Eschelon Telecom Inc. completes its acquisition of Advanced TelCom Inc. Eschelon buys Advanced TelCom stock for $45.5 million from General Electric Capital Corp. (GECC) affiliate.
A few days after being acquired by Columbia Capital and M/V Venture Partners, ICG Communications Inc. announces an agreement to sell network assets and customers in California to Mpower Holdings Corp.
ITC^DeltaCom Inc. announces plans to merge with two Florida telecommunications providers: Florida Digital Network Inc. (FDN) and NT Corp., the parent company of Network Telephone Corp., in stock agreements. In December, ITC^DeltaCom scraps plans to combine with FDN, which was a condition of the Network Telephone merger.
ITC^DeltaCom posted a wider net loss in the third quarter, drew $15 million under a credit facility (which had not been anticipated) and issued a correction to its results, saying it understated the costs of revenue. Shares of ITC^DeltaCom closed Jan. 5 at $1.46 on the Nasdaq, down from $4.67 the day it announced the merger agreements with FDN and NT Corp.
Chief executives say it is not easy getting as far as ITC^DeltaCom had come in striking the merger agreements. Xspedius’ CEO Senda cites the myriad number of equity and debt investors that can make it difficult to complete an agreement. All the groups, he adds, are vying for the biggest piece of the same dollar.
“We’ve pushed through what we think are the tough times. I am a little personally disappointed we haven’t got more done” to consolidate, Senda says, but he adds it is not due to a lack of effort.
“We have to be much more creative in the kinds of deals” we attempt to close, Senda says, noting that striking an accord is not as simple as cutting a check or issuing equity.
Richard Smith, the president and CEO of Eschelon Telecom Inc., says his company has strict criteria for acquiring a firm: the company must be operating in the same territory as Eschelon; it must support the same business segment and have the same product set; and the pact must improve EBITDA immediately and add to cash flow within two years. “We follow that model religiously. That’s why we haven’t done more acquisitions,” Smith says.
In January, Eschelon Telecom announced completing the acquisition of Advanced TelCom in a $45.5 million stock agreement. Smith says the deal will boost its annual revenue by 35 percent based on third-quarter results and grow its EBITDA. Eschelon posted third-quarter revenue of $40.6 million, EBITDA of $6.1 million and a net loss of $4.3 million.
Smith says Eschelon is still interested in more deals. One possibility: hooking up with a rival in the Pacific Northwest: Integra Telecom. “I think some day a transaction like that will probably happen,” Smith says. “That may take three or four years to get done.”
Venture capitalists and private equity firms have been principal investors behind recent mergers and acquisitions in the competitive wireline industry. Some executives say a resurgence of the public equity and debt markets could hasten consolidation.

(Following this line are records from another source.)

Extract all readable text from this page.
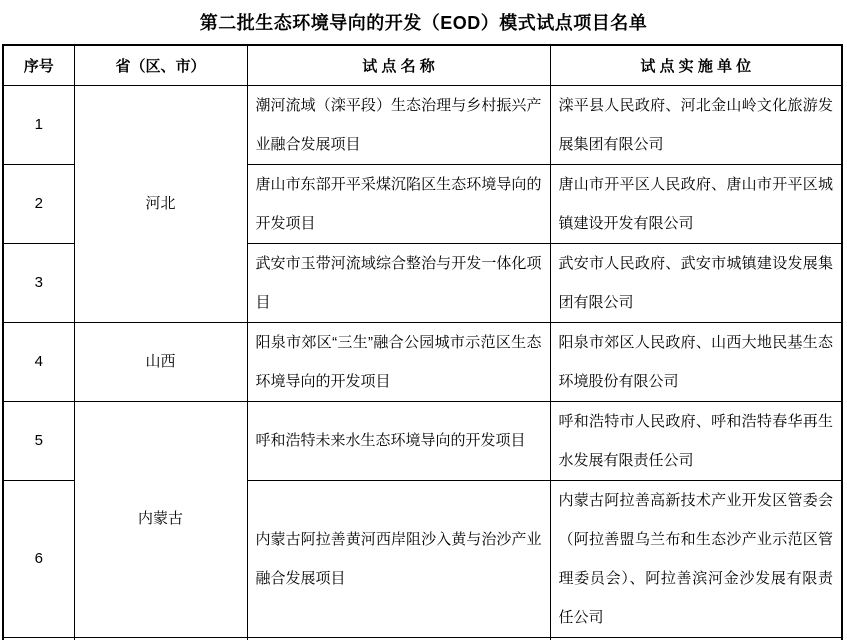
第二批生态环境导向的开发（EOD）模式试点项目名单
序号	省（区、市）	试 点 名 称	试 点 实 施 单 位
1	河北	潮河流域（滦平段）生态治理与乡村振兴产业融合发展项目	滦平县人民政府、河北金山岭文化旅游发展集团有限公司
2		唐山市东部开平采煤沉陷区生态环境导向的开发项目	唐山市开平区人民政府、唐山市开平区城镇建设开发有限公司
3		武安市玉带河流域综合整治与开发一体化项目	武安市人民政府、武安市城镇建设发展集团有限公司
4	山西	阳泉市郊区“三生”融合公园城市示范区生态环境导向的开发项目	阳泉市郊区人民政府、山西大地民基生态环境股份有限公司
5	内蒙古	呼和浩特未来水生态环境导向的开发项目	呼和浩特市人民政府、呼和浩特春华再生水发展有限责任公司
6		内蒙古阿拉善黄河西岸阻沙入黄与治沙产业融合发展项目	内蒙古阿拉善高新技术产业开发区管委会（阿拉善盟乌兰布和生态沙产业示范区管理委员会）、阿拉善滨河金沙发展有限责任公司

First, however, competitors will have to show investors their telecom business is not a money-losing venture. The big deals just might have to wait until competitors ride out of the red.
“We’re biting off things we could chew of a reasonable size,” Eschelon’s Smith says. “When you try to do too much with not enough bandwidth of your management team, I guarantee you’re going to have problems.”